PÁGINAS INDEPENDENTES

18 de mai de 2011

"vai brincar, menina!" -II-

• O mundo ainda sofre os efeitos maléficos da Segunda Guerra Mundial. Isa pensa consigo mesma que nada justifica a ideologia nazista, que fez milhares de vítimas humanas em condições sub-humanas e que a raça mais especial do mundo é a raça humana.
• Na Segunda Grande Guerra, os americanos foram os "mocinhos" e os japoneses foram os "bandidos". Logo depois do lançamento da bomba atômica, os "bandidos" se renderam. Infelizmente, a bomba atômica que pusera fim à guerra não só destruiu completamente seus alvos como provocou lesões genéticas...
• Inicia-se a Era Atômica e paira sobre o mundo a chamada Guerra Fria.
• Brasília é oficialmente inaugurada. A nova capital do País é uma cidade muito promissora...
• Segue-se uma confusão política e instala-se uma ditadura militar no país.

Isa já é "gente grande". Casa-se. Ela sabe que não haverão "taillerzinhos chiquérrimos", mas vive intensamente cada momento com "o dedo em V" .
A guerra do Vietnam parece "de mentira", assim como a ditadura militar, fatos dos quais ela vive alienada.
Um dia Isa sente uma vida dentro dela e é de verdade, pois sua barriga cresce a cada dia e é belo seu corpo.
Isa assiste, ao vivo e em preto e branco, o primeiro humano a alcançar a Lua (questiona-se a veracidade do fato...).
E, alheia a qualquer questionamento, a Lua continua brilhando no Céu...
Pouco tempo depois, o corpo de Isa fica belo novamente, pois está gerando o belo João.
Mesmo envolvida em sua rotina diária, Isa se interessa por aquela mulher que faz gosto em ser fotografada de biquíni e grávida de sete meses. Isa se encanta com tamanho destemor. Leila Diniz morre num acidente aéreo. Aquilo tudo parece bem próximo e Isa chora de verdade.

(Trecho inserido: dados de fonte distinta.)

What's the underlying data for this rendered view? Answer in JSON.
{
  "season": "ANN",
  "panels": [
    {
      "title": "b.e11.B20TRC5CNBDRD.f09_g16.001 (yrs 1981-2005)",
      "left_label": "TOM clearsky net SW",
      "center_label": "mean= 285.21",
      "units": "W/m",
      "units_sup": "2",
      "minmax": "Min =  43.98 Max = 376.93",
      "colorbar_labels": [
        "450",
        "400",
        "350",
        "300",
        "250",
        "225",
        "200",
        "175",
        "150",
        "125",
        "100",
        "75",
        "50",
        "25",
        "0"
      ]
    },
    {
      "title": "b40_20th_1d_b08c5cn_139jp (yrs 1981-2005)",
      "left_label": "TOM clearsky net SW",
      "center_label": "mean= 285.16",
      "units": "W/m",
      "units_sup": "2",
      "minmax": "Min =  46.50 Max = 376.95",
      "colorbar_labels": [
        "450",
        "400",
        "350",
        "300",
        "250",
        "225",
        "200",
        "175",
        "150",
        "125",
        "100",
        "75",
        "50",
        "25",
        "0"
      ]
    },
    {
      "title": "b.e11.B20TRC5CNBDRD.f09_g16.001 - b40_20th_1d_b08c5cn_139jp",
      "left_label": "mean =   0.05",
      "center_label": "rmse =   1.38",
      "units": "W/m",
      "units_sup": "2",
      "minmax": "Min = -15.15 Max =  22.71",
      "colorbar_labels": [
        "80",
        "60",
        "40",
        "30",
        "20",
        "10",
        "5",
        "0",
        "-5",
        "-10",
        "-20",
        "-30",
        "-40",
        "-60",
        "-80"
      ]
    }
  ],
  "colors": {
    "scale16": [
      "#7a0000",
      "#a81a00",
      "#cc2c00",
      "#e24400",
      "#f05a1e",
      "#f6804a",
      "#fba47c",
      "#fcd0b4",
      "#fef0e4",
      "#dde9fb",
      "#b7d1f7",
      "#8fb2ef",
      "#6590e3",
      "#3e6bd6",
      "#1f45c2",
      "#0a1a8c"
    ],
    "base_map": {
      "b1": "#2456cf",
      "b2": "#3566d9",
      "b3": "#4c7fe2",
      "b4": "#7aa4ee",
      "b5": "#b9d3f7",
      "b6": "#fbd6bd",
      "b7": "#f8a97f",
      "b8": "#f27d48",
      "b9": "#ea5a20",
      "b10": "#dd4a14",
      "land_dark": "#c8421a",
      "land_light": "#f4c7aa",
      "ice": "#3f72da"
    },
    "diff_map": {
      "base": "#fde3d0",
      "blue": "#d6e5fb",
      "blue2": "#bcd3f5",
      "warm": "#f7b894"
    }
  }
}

Tempos depois, em meio às baixas depressões e altos picos da própria crise conjugal, Isa encara o espelho a lhe dizer:
- Seus sonhos ainda não acabaram, sua vida é legítima e o espaço que você ocupa nesse mundo é seu.
E a lagarta rompe seu casulo, deixando nascer uma linda borboleta que voa livremente, tendo "somente a certeza dos limites do corpo e nada mais"!
Então, diz com segurança:
- Meu nome é Isabela!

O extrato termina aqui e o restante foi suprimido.